Aesthetic Classifier#

The Aesthetic Classifier predicts the subjective visual quality of images using a model trained on human aesthetic preferences. It outputs a score from 0 (least aesthetic) to 10 (most aesthetic), making it useful for filtering or ranking images in generative pipelines and dataset curation.

Model Details#

Architecture: Linear MLP trained on OpenAI CLIP ViT-L/14 image embeddings
Source: Improved Aesthetic Predictor
Output Field: aesthetic_score
Score Range: 0–10 (higher is more aesthetic)
Embedding Requirement: CLIP ViT-L/14 (see Image Embedding)

How It Works#

The classifier takes normalized image embeddings and predicts an aesthetic score. It is lightweight and can be run on the GPU alongside embedding computation for efficient batch processing.

Usage#

Python

from nemo_curator import get_client
from nemo_curator.datasets import ImageTextPairDataset
from nemo_curator.image.embedders import TimmImageEmbedder
from nemo_curator.image.classifiers import AestheticClassifier

client = get_client(cluster_type="gpu")
dataset = ImageTextPairDataset.from_webdataset(path="/path/to/dataset", id_col="key")
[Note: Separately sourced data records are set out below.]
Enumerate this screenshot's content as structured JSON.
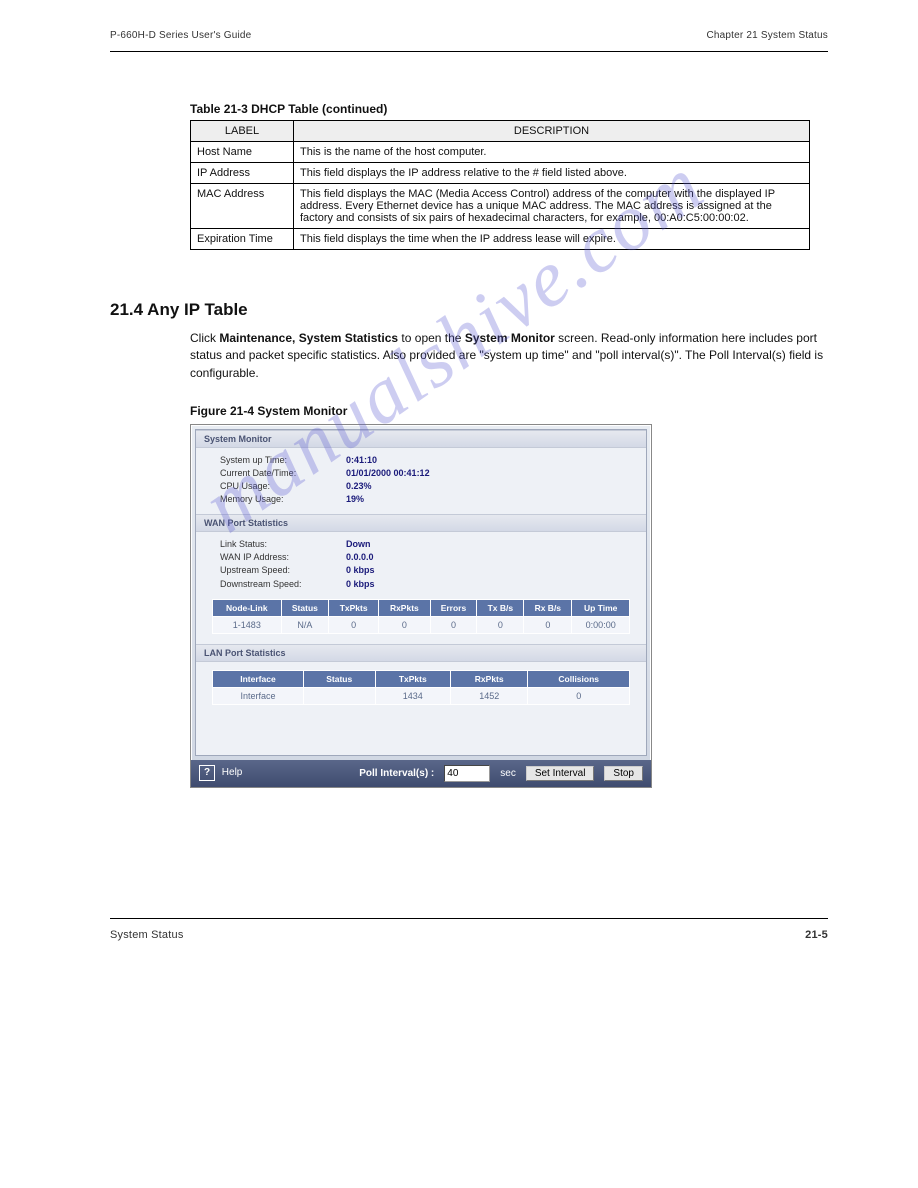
{
  "header": {
    "left": "P-660H-D Series User's Guide",
    "right": "Chapter 21 System Status"
  },
  "table21_3": {
    "caption": "Table 21-3 DHCP Table (continued)",
    "headers": [
      "LABEL",
      "DESCRIPTION"
    ],
    "rows": [
      {
        "label": "Host Name",
        "desc": "This is the name of the host computer."
      },
      {
        "label": "IP Address",
        "desc": "This field displays the IP address relative to the # field listed above."
      },
      {
        "label": "MAC Address",
        "desc": "This field displays the MAC (Media Access Control) address of the computer with the displayed IP address. Every Ethernet device has a unique MAC address. The MAC address is assigned at the factory and consists of six pairs of hexadecimal characters, for example, 00:A0:C5:00:00:02."
      },
      {
        "label": "Expiration Time",
        "desc": "This field displays the time when the IP address lease will expire."
      }
    ]
  },
  "section": {
    "number": "21.4 Any IP Table",
    "body_prefix": "Click ",
    "body_bold1": "Maintenance, System Statistics",
    "body_mid": " to open the ",
    "body_bold2": "System Monitor",
    "body_suffix": " screen. Read-only information here includes port status and packet specific statistics. Also provided are \"system up time\" and \"poll interval(s)\". The Poll Interval(s) field is configurable."
  },
  "figure": {
    "caption": "Figure 21-4 System Monitor"
  },
  "monitor": {
    "section1": "System Monitor",
    "sys_up_time_k": "System up Time:",
    "sys_up_time_v": "0:41:10",
    "datetime_k": "Current Date/Time:",
    "datetime_v": "01/01/2000  00:41:12",
    "cpu_k": "CPU Usage:",
    "cpu_v": "0.23%",
    "mem_k": "Memory Usage:",
    "mem_v": "19%",
    "section2": "WAN Port Statistics",
    "link_k": "Link Status:",
    "link_v": "Down",
    "wanip_k": "WAN IP Address:",
    "wanip_v": "0.0.0.0",
    "up_k": "Upstream Speed:",
    "up_v": "0 kbps",
    "down_k": "Downstream Speed:",
    "down_v": "0 kbps",
    "wan_headers": [
      "Node-Link",
      "Status",
      "TxPkts",
      "RxPkts",
      "Errors",
      "Tx B/s",
      "Rx B/s",
      "Up Time"
    ],
    "wan_row": [
      "1-1483",
      "N/A",
      "0",
      "0",
      "0",
      "0",
      "0",
      "0:00:00"
    ],
    "section3": "LAN Port Statistics",
    "lan_headers": [
      "Interface",
      "Status",
      "TxPkts",
      "RxPkts",
      "Collisions"
    ],
    "lan_row": [
      "Interface",
      "",
      "1434",
      "1452",
      "0"
    ]
  },
  "bottom": {
    "help": "Help",
    "poll_label": "Poll Interval(s) :",
    "poll_value": "40",
    "poll_unit": "sec",
    "set_btn": "Set Interval",
    "stop_btn": "Stop"
  },
  "footer": {
    "left": "System Status",
    "right": "21-5"
  },
  "watermark": "manualshive.com"
}
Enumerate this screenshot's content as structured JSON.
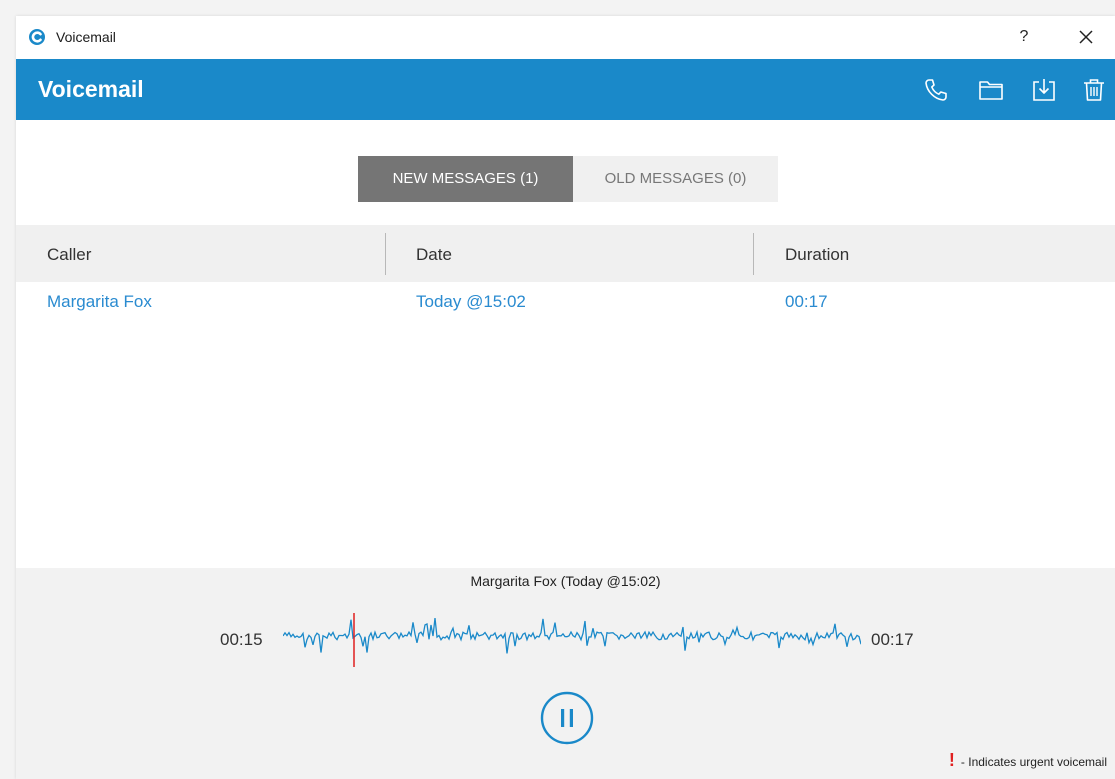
{
  "window": {
    "title": "Voicemail",
    "help_label": "?"
  },
  "header": {
    "title": "Voicemail",
    "icons": [
      "phone-icon",
      "folder-icon",
      "download-icon",
      "trash-icon"
    ]
  },
  "tabs": [
    {
      "label": "NEW MESSAGES (1)",
      "active": true
    },
    {
      "label": "OLD MESSAGES (0)",
      "active": false
    }
  ],
  "table": {
    "columns": [
      "Caller",
      "Date",
      "Duration"
    ],
    "rows": [
      {
        "caller": "Margarita Fox",
        "date": "Today @15:02",
        "duration": "00:17"
      }
    ]
  },
  "player": {
    "title": "Margarita Fox (Today @15:02)",
    "current_time": "00:15",
    "total_time": "00:17",
    "playing": true
  },
  "legend": {
    "mark": "!",
    "text": "- Indicates urgent voicemail"
  },
  "colors": {
    "accent": "#1a89c9",
    "link": "#2a8bd0",
    "playhead": "#e02020",
    "tab_active": "#757575"
  }
}
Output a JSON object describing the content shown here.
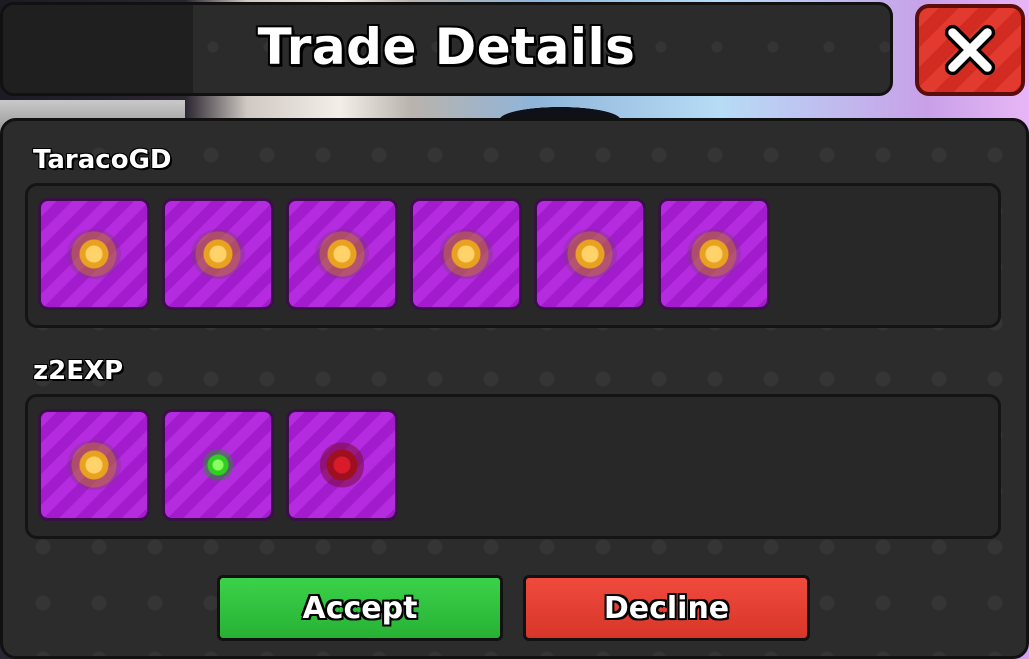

embedding_model = TimmImageEmbedder(
    "vit_large_patch14_clip_quickgelu_224.openai",
    pretrained=True,
    batch_size=1024,
    num_threads_per_worker=16,
    normalize_embeddings=True,
)
aesthetic_classifier = AestheticClassifier()

dataset_with_embeddings = embedding_model(dataset)
dataset_with_aesthetic_scores = aesthetic_classifier(dataset_with_embeddings)

dataset_with_aesthetic_scores.save_metadata()

Key Parameters#

Parameter	Default	Description
`embedding_column`	`image_embedding`	Name of the column with image embeddings
`pred_column`	`aesthetic_score`	Name of the output column for scores
`batch_size`	`-1`	Batch size for inference; `-1` processes all at once
`model_path`	auto	Path to model weights; downloads if not provided

Performance Notes#

The model is small and can be loaded onto the GPU with the embedding model for fast, in-place scoring.
Batch size can be increased for faster throughput if memory allows.

Best Practices#

Use normalized CLIP ViT-L/14 embeddings for best results.
Run the classifier immediately after embedding to avoid extra I/O.
Review a sample of scores to calibrate thresholds for your use case.